LEO thanks the Brazilian agencies CNPq and FAPESP (Proc. 2012/51691-0) for

partial financial support. PU thanks DGIP and Mecesup PhD scholarships. References AZD8931 mw 1. Ge M, Sattler K: Observation of fullerene cones. Chem Phys Lett 1994,220(3–5):192–196.CrossRef 2. Krishnan A, Dujardin E, Treacy MMJ, Hugdahl J, Lynum S, Ebbesen TW: Graphitic cones and the nucleation of curved carbon surfaces.
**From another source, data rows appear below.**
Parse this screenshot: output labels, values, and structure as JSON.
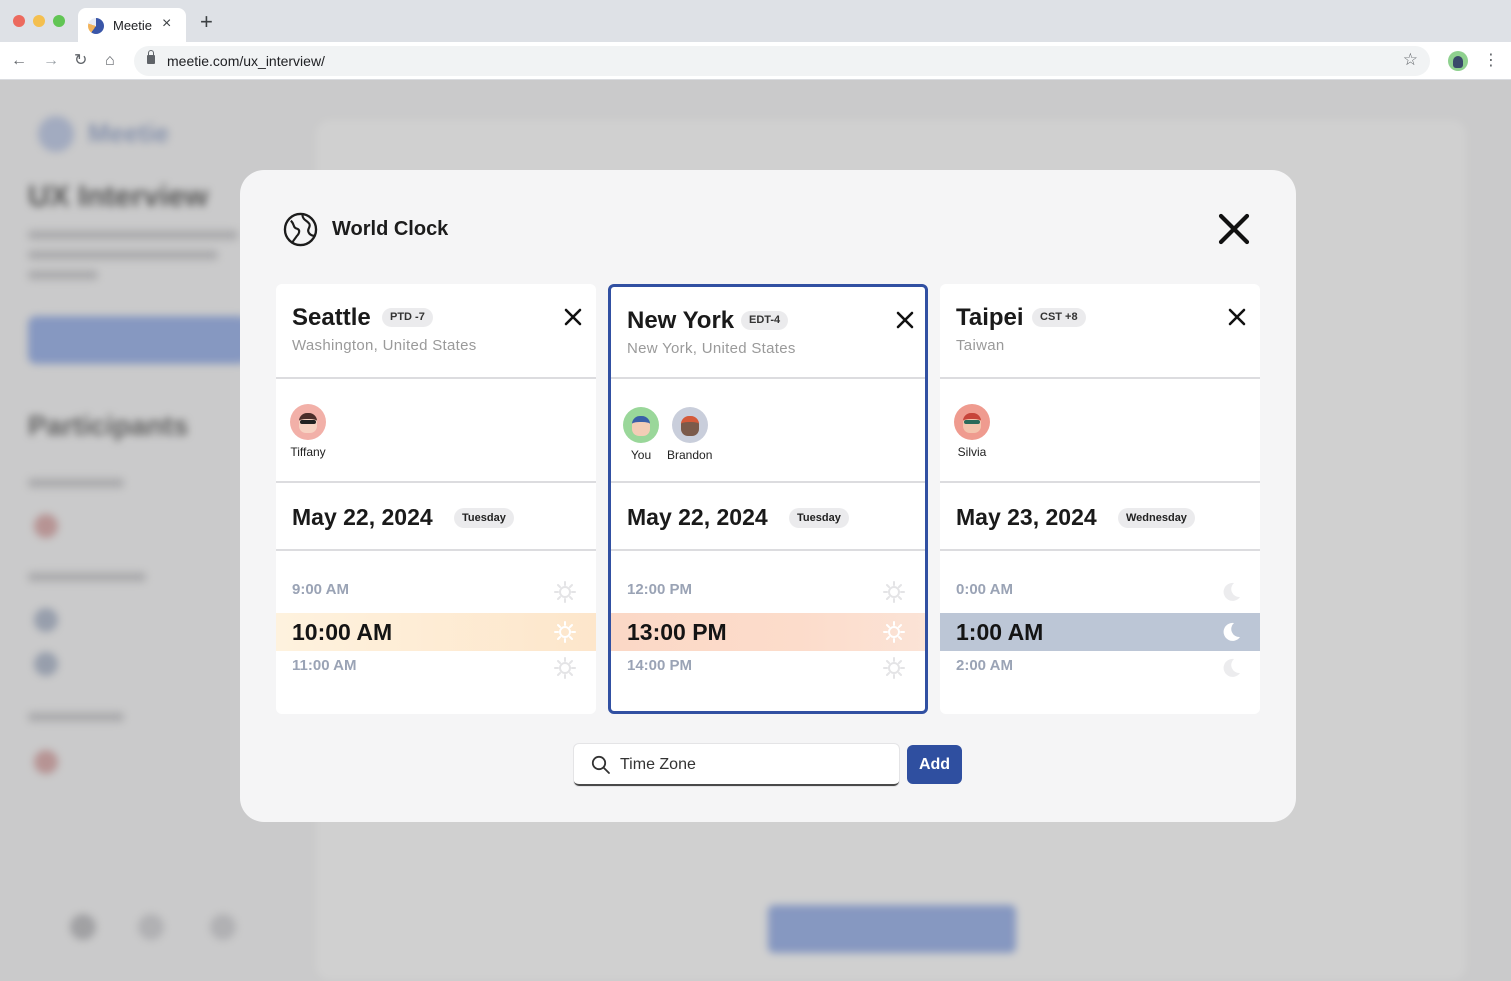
{
  "browser": {
    "tab_title": "Meetie",
    "url": "meetie.com/ux_interview/"
  },
  "background": {
    "brand": "Meetie",
    "title": "UX Interview",
    "participants_heading": "Participants"
  },
  "modal": {
    "title": "World Clock",
    "icon": "globe-icon"
  },
  "cards": [
    {
      "city": "Seattle",
      "tz_badge": "PTD -7",
      "region": "Washington, United States",
      "participants": [
        {
          "name": "Tiffany"
        }
      ],
      "date": "May 22, 2024",
      "day": "Tuesday",
      "times": [
        {
          "label": "9:00 AM",
          "icon": "sun-icon"
        },
        {
          "label": "10:00 AM",
          "icon": "sun-icon"
        },
        {
          "label": "11:00 AM",
          "icon": "sun-icon"
        }
      ],
      "selected": false
    },
    {
      "city": "New York",
      "tz_badge": "EDT-4",
      "region": "New York, United States",
      "participants": [
        {
          "name": "You"
        },
        {
          "name": "Brandon"
        }
      ],
      "date": "May 22, 2024",
      "day": "Tuesday",
      "times": [
        {
          "label": "12:00 PM",
          "icon": "sun-icon"
        },
        {
          "label": "13:00 PM",
          "icon": "sun-icon"
        },
        {
          "label": "14:00 PM",
          "icon": "sun-icon"
        }
      ],
      "selected": true
    },
    {
      "city": "Taipei",
      "tz_badge": "CST +8",
      "region": "Taiwan",
      "participants": [
        {
          "name": "Silvia"
        }
      ],
      "date": "May 23, 2024",
      "day": "Wednesday",
      "times": [
        {
          "label": "0:00 AM",
          "icon": "moon-icon"
        },
        {
          "label": "1:00 AM",
          "icon": "moon-icon"
        },
        {
          "label": "2:00 AM",
          "icon": "moon-icon"
        }
      ],
      "selected": false
    }
  ],
  "search": {
    "placeholder": "Time Zone",
    "add_label": "Add"
  },
  "colors": {
    "accent": "#2f4fa0",
    "seattle_highlight": "#fde9d0",
    "newyork_highlight": "#fbd9c8",
    "taipei_highlight": "#bcc6d6"
  }
}
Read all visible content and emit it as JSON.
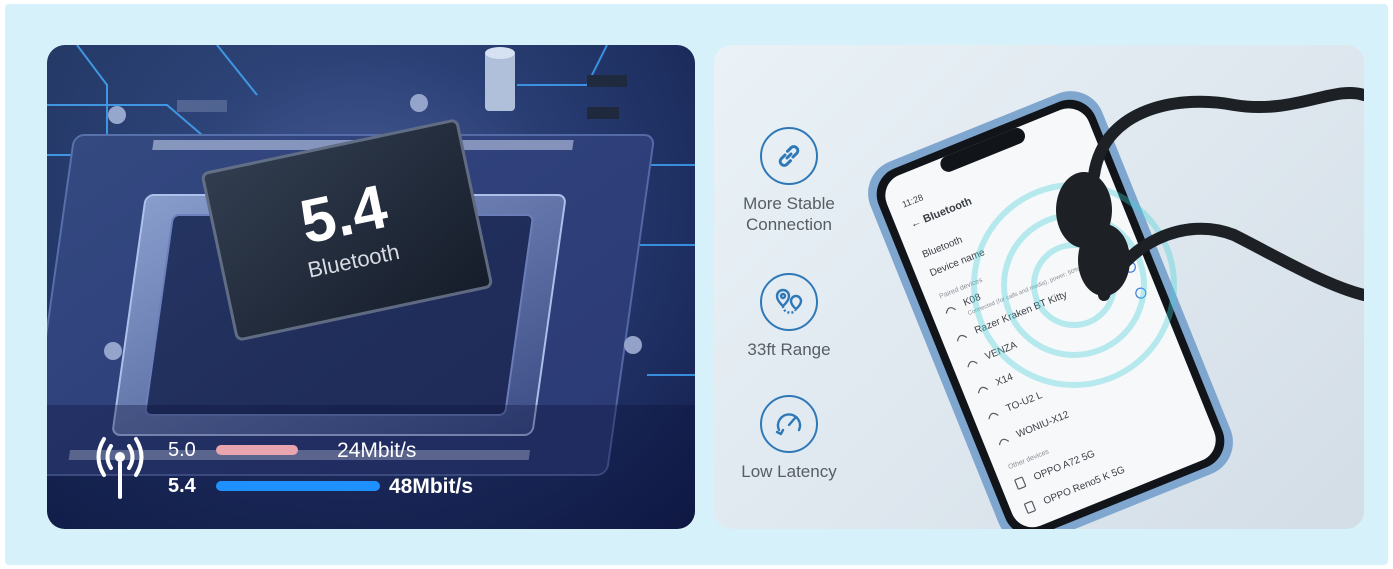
{
  "chip": {
    "version": "5.4",
    "name": "Bluetooth"
  },
  "speed_comparison": [
    {
      "version": "5.0",
      "speed": "24Mbit/s",
      "fraction": 0.5,
      "color": "#e8a5ad"
    },
    {
      "version": "5.4",
      "speed": "48Mbit/s",
      "fraction": 1.0,
      "color": "#1e90ff"
    }
  ],
  "features": [
    {
      "icon": "link-icon",
      "label": "More Stable Connection"
    },
    {
      "icon": "range-pin-icon",
      "label": "33ft Range"
    },
    {
      "icon": "speedometer-icon",
      "label": "Low Latency"
    }
  ],
  "phone": {
    "status_time": "11:28",
    "title": "Bluetooth",
    "rows": {
      "bluetooth": "Bluetooth",
      "device_name": "Device name",
      "paired_header": "Paired devices",
      "k08": "K08",
      "k08_sub": "Connected (for calls and media), power: 50%",
      "razer": "Razer Kraken BT Kitty",
      "venza": "VENZA",
      "x14": "X14",
      "tou2": "TO-U2 L",
      "woniu": "WONIU-X12",
      "other_header": "Other devices",
      "oppo_a72": "OPPO A72 5G",
      "oppo_reno": "OPPO Reno5 K 5G"
    }
  },
  "colors": {
    "frame_bg": "#d7f1fb",
    "accent_blue": "#2f78b7",
    "bar_5_0": "#e8a5ad",
    "bar_5_4": "#1e90ff"
  }
}
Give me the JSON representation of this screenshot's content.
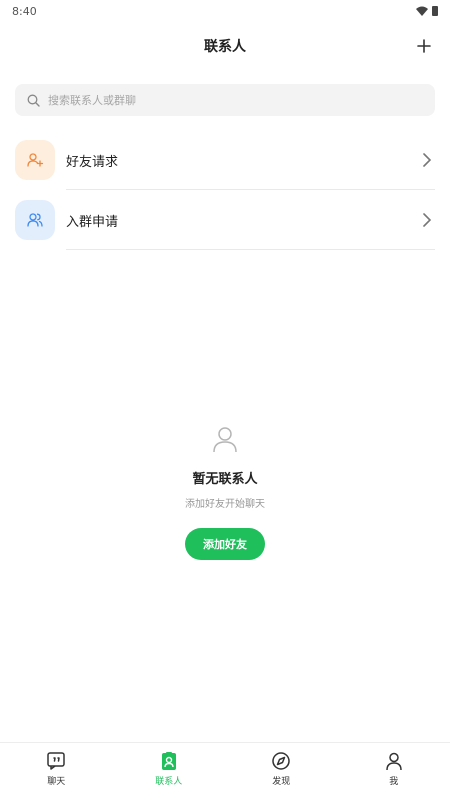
{
  "status_bar": {
    "time": "8:40"
  },
  "header": {
    "title": "联系人"
  },
  "search": {
    "placeholder": "搜索联系人或群聊"
  },
  "entries": [
    {
      "label": "好友请求",
      "icon": "user-add-icon",
      "color": "#f0883e",
      "bg": "#fdeedd"
    },
    {
      "label": "入群申请",
      "icon": "group-icon",
      "color": "#3d8bf0",
      "bg": "#e3eefd"
    }
  ],
  "empty_state": {
    "title": "暂无联系人",
    "subtitle": "添加好友开始聊天",
    "button_label": "添加好友"
  },
  "tabbar": {
    "active_color": "#1fbf5c",
    "tabs": [
      {
        "label": "聊天",
        "icon": "chat-icon",
        "active": false
      },
      {
        "label": "联系人",
        "icon": "contacts-icon",
        "active": true
      },
      {
        "label": "发现",
        "icon": "discover-icon",
        "active": false
      },
      {
        "label": "我",
        "icon": "profile-icon",
        "active": false
      }
    ]
  }
}
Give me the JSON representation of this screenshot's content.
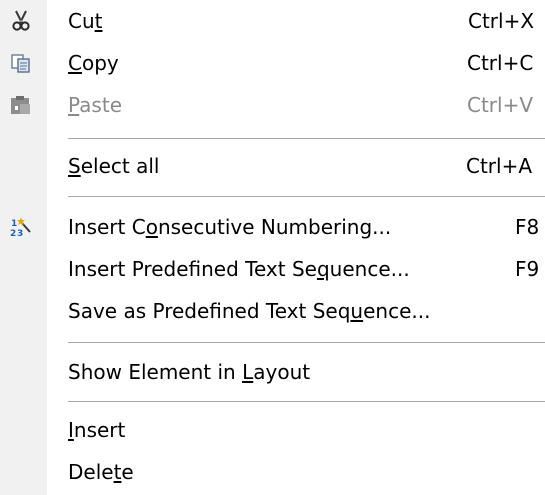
{
  "menu": {
    "cut": {
      "pre": "Cu",
      "key": "t",
      "post": "",
      "shortcut": "Ctrl+X",
      "icon": "scissors-icon"
    },
    "copy": {
      "pre": "",
      "key": "C",
      "post": "opy",
      "shortcut": "Ctrl+C",
      "icon": "copy-pages-icon"
    },
    "paste": {
      "pre": "",
      "key": "P",
      "post": "aste",
      "shortcut": "Ctrl+V",
      "icon": "clipboard-icon",
      "disabled": true
    },
    "select_all": {
      "pre": "",
      "key": "S",
      "post": "elect all",
      "shortcut": "Ctrl+A"
    },
    "insert_numbering": {
      "pre": "Insert C",
      "key": "o",
      "post": "nsecutive Numbering...",
      "shortcut": "F8",
      "icon": "numbering-wand-icon"
    },
    "insert_predefined": {
      "pre": "Insert Predefined Text Se",
      "key": "q",
      "post": "uence...",
      "shortcut": "F9"
    },
    "save_predefined": {
      "pre": "Save as Predefined Text Seq",
      "key": "u",
      "post": "ence...",
      "shortcut": ""
    },
    "show_element": {
      "pre": "Show Element in ",
      "key": "L",
      "post": "ayout",
      "shortcut": ""
    },
    "insert": {
      "pre": "",
      "key": "I",
      "post": "nsert",
      "shortcut": ""
    },
    "delete": {
      "pre": "Dele",
      "key": "t",
      "post": "e",
      "shortcut": ""
    }
  },
  "colors": {
    "gutter": "#f1f1f1",
    "separator": "#a8a8a8",
    "disabled_text": "#8a8a8a",
    "scissors_accent": "#2a2a2a",
    "wand_star": "#e8a400",
    "numbers": "#1d63b8"
  }
}
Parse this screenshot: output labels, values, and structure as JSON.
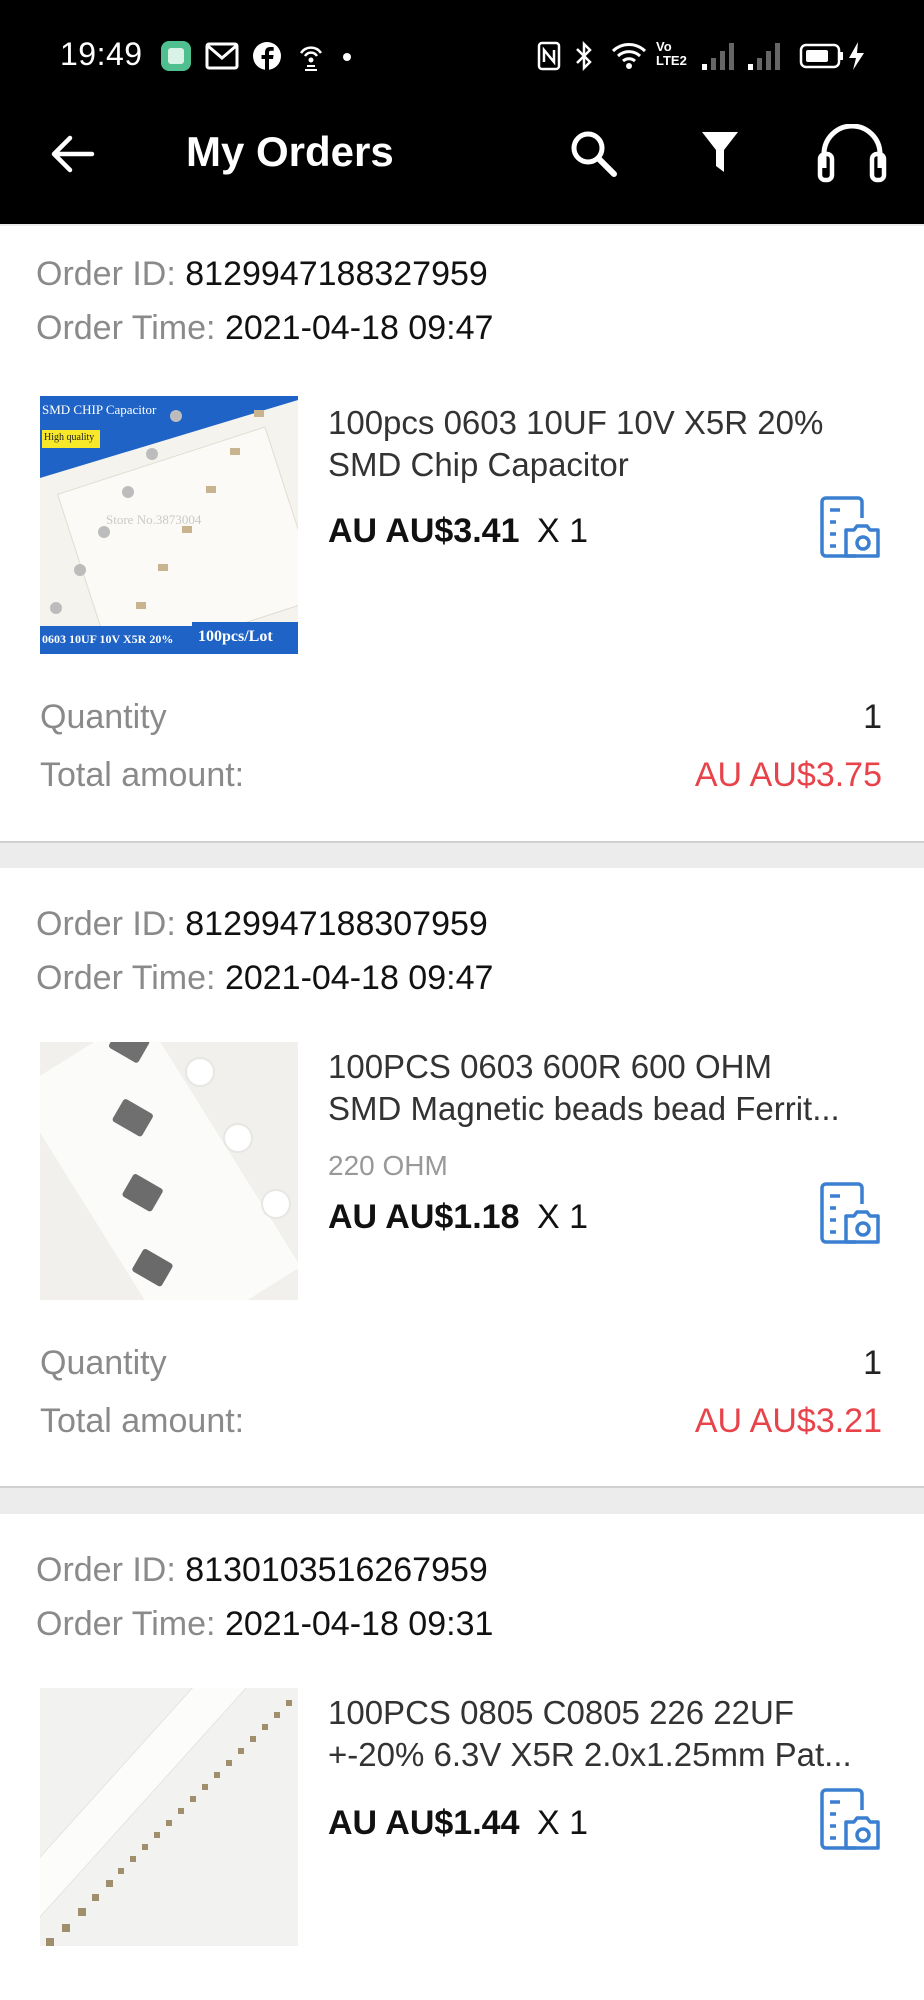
{
  "status_bar": {
    "time": "19:49",
    "left_icons": [
      "app-icon",
      "gmail-icon",
      "facebook-icon",
      "hotspot-icon",
      "dot-icon"
    ],
    "right_icons": [
      "nfc-icon",
      "bluetooth-icon",
      "wifi-icon",
      "volte-icon",
      "signal-icon",
      "signal-icon",
      "battery-charging-icon"
    ],
    "volte_label": "Vo LTE2"
  },
  "app_bar": {
    "title": "My Orders",
    "icons": [
      "back-arrow-icon",
      "search-icon",
      "filter-icon",
      "headset-icon"
    ]
  },
  "labels": {
    "order_id": "Order ID:",
    "order_time": "Order Time:",
    "quantity": "Quantity",
    "total": "Total amount:",
    "qty_prefix": "X"
  },
  "orders": [
    {
      "id": "8129947188327959",
      "time": "2021-04-18 09:47",
      "title_line1": "100pcs 0603 10UF 10V X5R 20%",
      "title_line2": "SMD Chip Capacitor",
      "variant": "",
      "price": "AU AU$3.41",
      "qty": "1",
      "quantity": "1",
      "total": "AU AU$3.75",
      "image_text": {
        "banner": "SMD CHIP Capacitor",
        "badge": "High quality",
        "watermark": "Store No.3873004",
        "footer_left": "0603 10UF 10V X5R 20%",
        "footer_right": "100pcs/Lot"
      }
    },
    {
      "id": "8129947188307959",
      "time": "2021-04-18 09:47",
      "title_line1": "100PCS 0603 600R 600 OHM",
      "title_line2": "SMD Magnetic beads bead Ferrit...",
      "variant": "220 OHM",
      "price": "AU AU$1.18",
      "qty": "1",
      "quantity": "1",
      "total": "AU AU$3.21"
    },
    {
      "id": "8130103516267959",
      "time": "2021-04-18 09:31",
      "title_line1": "100PCS 0805 C0805 226 22UF",
      "title_line2": "+-20% 6.3V X5R 2.0x1.25mm Pat...",
      "variant": "",
      "price": "AU AU$1.44",
      "qty": "1"
    }
  ],
  "colors": {
    "bar_background": "#000000",
    "total_red": "#e8434a",
    "icon_blue": "#3a7fd0",
    "page_background": "#ececec"
  }
}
Nature 1997,388(6641):451–454.CrossRef 3. Lin CT, Lee CY, Chiu HT, Chin TS: Graphene structure in carbon nanocones and nanodiscs. Langmuir 2007,23(26):12806–12810.CrossRef 4. Naess SN, Elgsaeter A, Helgesen G, Knudsen KD: Carbon nanocones: wall structure and morphology. Sci Technol Adv Mater 2009,10(6):065002.CrossRef 5. Ritter KA, Lyding JW: The influence of edge structure on the electronic properties of graphene quantum dots and nanoribbons. Nat Mater 2009,8(3):235.CrossRef 6. del Campo V, Henríquez R, Häberle P: Effects of surface impurities on epitaxial graphene growth. App Surf Sci 2013,264(0):727.CrossRef 7. Lammert PE, Crespi VH: Graphene cones: classification by fictitious flux and electronic properties. Phys Rev B 2004,69(3):035406.CrossRef 8. Sitenko YA, Vlasii ND: On the possible

induced charge SC79 nmr on a graphitic nanocone at finite temperature. J Phys A: Math Theor 2008,41(16):164034.CrossRef 9. Nakada K, Fujita M, Dresselhaus G, Dresselhaus MS: Edge state in graphene ribbons: nanometer size Selleckchem AICAR effect and edge shape dependence. Phys Rev B 1996,54(24):17954.CrossRef 10. Wimmer m, Akhmerov AR, Guinea F: Robustness of edge states in graphene quantum dots. Phys Rev B 2010,82(4):045409.CrossRef 11. Grujic M, Zarenia M, Chaves A, Tadic M, Farias GA, Peeters FM: Electronic and optical properties of a circular graphene quantum dot in a magnetic field: influence of the boundary conditions. Phys Rev B 2011,84(20):205441.CrossRef 12. Kobayashi K: Superstructure induced by a topological defect in graphitic cones. Phys Rev B 2000,61(12):8496.CrossRef 13. Heiberg-Andersen H, Skjeltorp AT, Sattler K: Carbon nanocones: a variety

of non-crystalline graphite. J Non-Crystalline Solids 2008,354(47–51):5247.CrossRef isothipendyl 14. Tamura R, Tsukada M: Disclinations of graphite monolayers and their electronic states. Phys Rev B 1994,49(11):7697.CrossRef 15. Chen JL, Su MH, Hwang CC, Lu JM, Tsai CC: Low-energy electronic states of carbon nanocones in an electric field. Nano-Micro Lett 2010,2(2):121–125. 16. Jódar E, Pérez Ű, Garrido A, Rojas F: Electronic and transport properties in circular graphene structures with a pentagonal disclination. Nanoscale Res Lett 2013,8(1):258.CrossRef 17. Tamura R, Akagi K, Tsukada M, Itoh S, Ihara S: Electronic properties of polygonal defects in graphitic carbon sheets. Phys Rev B 1997,56(3):1404.CrossRef 18. Ming C, Lin ZZ, Cao RG, Yu WF, Ning XJ: A scheme for fabricating single wall carbon nanocones standing on metal surfaces and an evaluation of their stability. Carbon 2012,50(7):2651.CrossRef 19.